In der deutschen Hauptstadt Berlin versammelten sich Tausende Demonstranten zu einer Abenddemonstration zum 1. Mai. Die Polizei rechnete mit einer Teilnahme von mehr als 10.000 Menschen.

Früher am Tag war im Dorf Kandern im Südwesten des Landes ein offener Wohnwagen mit Menschen, die den 1. Mai feierten, umgekippt. Es wurde angenommen, dass keine der Verletzungen lebensgefährlich war.
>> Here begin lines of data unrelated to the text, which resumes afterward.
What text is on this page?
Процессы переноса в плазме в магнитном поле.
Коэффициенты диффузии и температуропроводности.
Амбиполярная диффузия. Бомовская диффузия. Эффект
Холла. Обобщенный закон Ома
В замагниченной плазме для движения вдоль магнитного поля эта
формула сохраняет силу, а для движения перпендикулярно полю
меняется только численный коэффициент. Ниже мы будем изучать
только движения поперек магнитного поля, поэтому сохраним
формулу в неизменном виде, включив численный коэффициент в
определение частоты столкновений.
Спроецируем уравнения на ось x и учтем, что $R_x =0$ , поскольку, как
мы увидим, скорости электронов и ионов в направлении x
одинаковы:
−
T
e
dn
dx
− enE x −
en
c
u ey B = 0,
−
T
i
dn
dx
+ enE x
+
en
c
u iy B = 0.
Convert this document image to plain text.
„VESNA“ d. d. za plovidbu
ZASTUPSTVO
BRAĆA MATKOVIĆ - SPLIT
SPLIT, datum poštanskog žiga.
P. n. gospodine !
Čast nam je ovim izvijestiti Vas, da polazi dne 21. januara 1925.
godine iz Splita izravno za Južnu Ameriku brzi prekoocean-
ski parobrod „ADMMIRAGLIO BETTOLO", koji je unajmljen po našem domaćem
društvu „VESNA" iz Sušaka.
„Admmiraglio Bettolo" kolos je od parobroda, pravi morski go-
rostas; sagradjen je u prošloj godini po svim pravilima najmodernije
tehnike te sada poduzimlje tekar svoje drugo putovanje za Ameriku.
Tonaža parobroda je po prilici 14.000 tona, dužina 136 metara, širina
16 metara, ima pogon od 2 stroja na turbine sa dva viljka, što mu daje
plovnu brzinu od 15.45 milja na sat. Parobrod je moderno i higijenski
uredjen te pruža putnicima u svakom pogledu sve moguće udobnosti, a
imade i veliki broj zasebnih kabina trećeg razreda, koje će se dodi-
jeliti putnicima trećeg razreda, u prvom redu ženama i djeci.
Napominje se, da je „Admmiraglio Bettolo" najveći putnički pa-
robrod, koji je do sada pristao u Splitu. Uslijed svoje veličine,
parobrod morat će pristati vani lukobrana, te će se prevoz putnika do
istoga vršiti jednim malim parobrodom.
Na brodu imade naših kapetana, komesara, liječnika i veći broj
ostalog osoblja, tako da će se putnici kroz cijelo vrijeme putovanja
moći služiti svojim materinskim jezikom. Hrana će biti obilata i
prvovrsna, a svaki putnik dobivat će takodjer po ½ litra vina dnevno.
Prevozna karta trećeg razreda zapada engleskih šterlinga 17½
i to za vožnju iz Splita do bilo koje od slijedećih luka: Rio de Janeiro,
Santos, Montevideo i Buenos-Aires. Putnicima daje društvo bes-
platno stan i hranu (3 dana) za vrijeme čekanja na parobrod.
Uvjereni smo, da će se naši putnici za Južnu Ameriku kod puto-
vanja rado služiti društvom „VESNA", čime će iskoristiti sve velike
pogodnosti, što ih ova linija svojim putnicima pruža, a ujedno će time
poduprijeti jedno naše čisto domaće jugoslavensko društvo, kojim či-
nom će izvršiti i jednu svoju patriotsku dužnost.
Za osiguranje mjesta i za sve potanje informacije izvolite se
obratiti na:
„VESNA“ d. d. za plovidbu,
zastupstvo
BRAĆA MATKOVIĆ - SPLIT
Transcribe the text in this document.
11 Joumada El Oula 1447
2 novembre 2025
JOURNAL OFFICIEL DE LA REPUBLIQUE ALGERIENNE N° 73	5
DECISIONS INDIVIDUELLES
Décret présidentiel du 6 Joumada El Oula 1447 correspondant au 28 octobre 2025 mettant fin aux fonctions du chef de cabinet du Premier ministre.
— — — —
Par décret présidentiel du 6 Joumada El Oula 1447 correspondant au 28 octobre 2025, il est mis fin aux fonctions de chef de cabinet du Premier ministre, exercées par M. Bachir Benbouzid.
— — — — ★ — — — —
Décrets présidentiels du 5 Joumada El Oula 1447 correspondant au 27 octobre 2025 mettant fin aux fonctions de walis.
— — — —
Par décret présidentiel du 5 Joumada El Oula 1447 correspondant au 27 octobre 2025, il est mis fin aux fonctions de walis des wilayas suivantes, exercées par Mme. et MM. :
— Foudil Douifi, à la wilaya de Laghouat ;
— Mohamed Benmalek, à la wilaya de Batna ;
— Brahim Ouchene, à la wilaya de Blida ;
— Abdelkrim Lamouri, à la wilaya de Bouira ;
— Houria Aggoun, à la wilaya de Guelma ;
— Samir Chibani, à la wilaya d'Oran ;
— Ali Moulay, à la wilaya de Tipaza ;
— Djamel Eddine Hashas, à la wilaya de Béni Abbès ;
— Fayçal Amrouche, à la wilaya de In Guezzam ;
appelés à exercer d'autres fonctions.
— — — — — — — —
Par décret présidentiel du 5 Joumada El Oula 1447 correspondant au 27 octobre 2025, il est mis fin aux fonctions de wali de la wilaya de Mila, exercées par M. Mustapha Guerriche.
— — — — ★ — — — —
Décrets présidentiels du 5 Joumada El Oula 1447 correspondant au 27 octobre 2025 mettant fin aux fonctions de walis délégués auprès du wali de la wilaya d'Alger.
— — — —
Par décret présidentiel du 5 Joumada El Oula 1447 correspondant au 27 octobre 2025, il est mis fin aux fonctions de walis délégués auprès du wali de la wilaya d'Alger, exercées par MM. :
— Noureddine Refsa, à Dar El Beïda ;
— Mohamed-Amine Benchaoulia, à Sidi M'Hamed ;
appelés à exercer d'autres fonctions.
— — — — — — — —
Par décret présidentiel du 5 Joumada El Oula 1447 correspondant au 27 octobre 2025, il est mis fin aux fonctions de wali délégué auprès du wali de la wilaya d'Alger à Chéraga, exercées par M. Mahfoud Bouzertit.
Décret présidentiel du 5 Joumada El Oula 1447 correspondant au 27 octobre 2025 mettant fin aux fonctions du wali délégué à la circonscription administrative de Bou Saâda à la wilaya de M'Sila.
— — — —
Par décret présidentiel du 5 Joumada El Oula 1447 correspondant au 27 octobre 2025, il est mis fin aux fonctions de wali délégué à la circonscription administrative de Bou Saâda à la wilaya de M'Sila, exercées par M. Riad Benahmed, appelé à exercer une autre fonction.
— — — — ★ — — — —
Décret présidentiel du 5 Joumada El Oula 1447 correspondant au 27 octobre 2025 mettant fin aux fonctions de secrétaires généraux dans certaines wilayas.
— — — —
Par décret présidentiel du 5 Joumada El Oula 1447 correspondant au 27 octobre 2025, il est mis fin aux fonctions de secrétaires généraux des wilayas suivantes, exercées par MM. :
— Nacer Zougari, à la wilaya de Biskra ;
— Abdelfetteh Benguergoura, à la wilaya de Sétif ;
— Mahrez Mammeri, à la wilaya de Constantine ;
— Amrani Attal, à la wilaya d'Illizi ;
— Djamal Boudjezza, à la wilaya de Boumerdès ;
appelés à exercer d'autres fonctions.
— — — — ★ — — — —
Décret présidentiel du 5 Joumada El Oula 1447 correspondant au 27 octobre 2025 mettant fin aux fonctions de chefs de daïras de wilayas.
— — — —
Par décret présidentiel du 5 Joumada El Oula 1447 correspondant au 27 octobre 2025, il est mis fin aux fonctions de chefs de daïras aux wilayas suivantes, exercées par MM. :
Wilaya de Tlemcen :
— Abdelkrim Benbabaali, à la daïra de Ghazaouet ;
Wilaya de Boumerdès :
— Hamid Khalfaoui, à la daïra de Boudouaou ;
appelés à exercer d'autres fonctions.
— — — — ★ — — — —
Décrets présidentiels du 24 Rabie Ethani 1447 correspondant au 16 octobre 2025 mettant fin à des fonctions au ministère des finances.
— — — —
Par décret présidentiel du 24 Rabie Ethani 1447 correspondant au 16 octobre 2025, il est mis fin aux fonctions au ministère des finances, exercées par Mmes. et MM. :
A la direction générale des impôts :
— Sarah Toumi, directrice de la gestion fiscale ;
Unterdessen nutzten deutsche Gewerkschaftsführer die Gelegenheit, um soziale Gerechtigkeit und Reformen der strengen „Schuldenbremse“ zu fordern, die die Staatsverschuldung begrenzt.

Frank Werneke, Vorsitzender der Gewerkschaft Verdi, forderte eine Reform oder Aussetzung der Maßnahme zugunsten stärkerer Investitionen in öffentliche Dienstleistungen und Klimaanpassung.

„Dringend notwendige Investitionen in die Infrastruktur, den öffentlichen Nah- und Fernverkehr sowie die Bildung finden nicht mehr statt oder bleiben bruchstückhaft“, sagte Werneke. „Die Schuldenbremse ist eine Zukunftsbremse“, fügte er hinzu.

In Deutschland herrscht eine düstere Wirtschaftsstimmung, da die Unternehmen mit steigenden Energiekosten, hoher Inflation und erhöhten Zinssätzen zu kämpfen haben.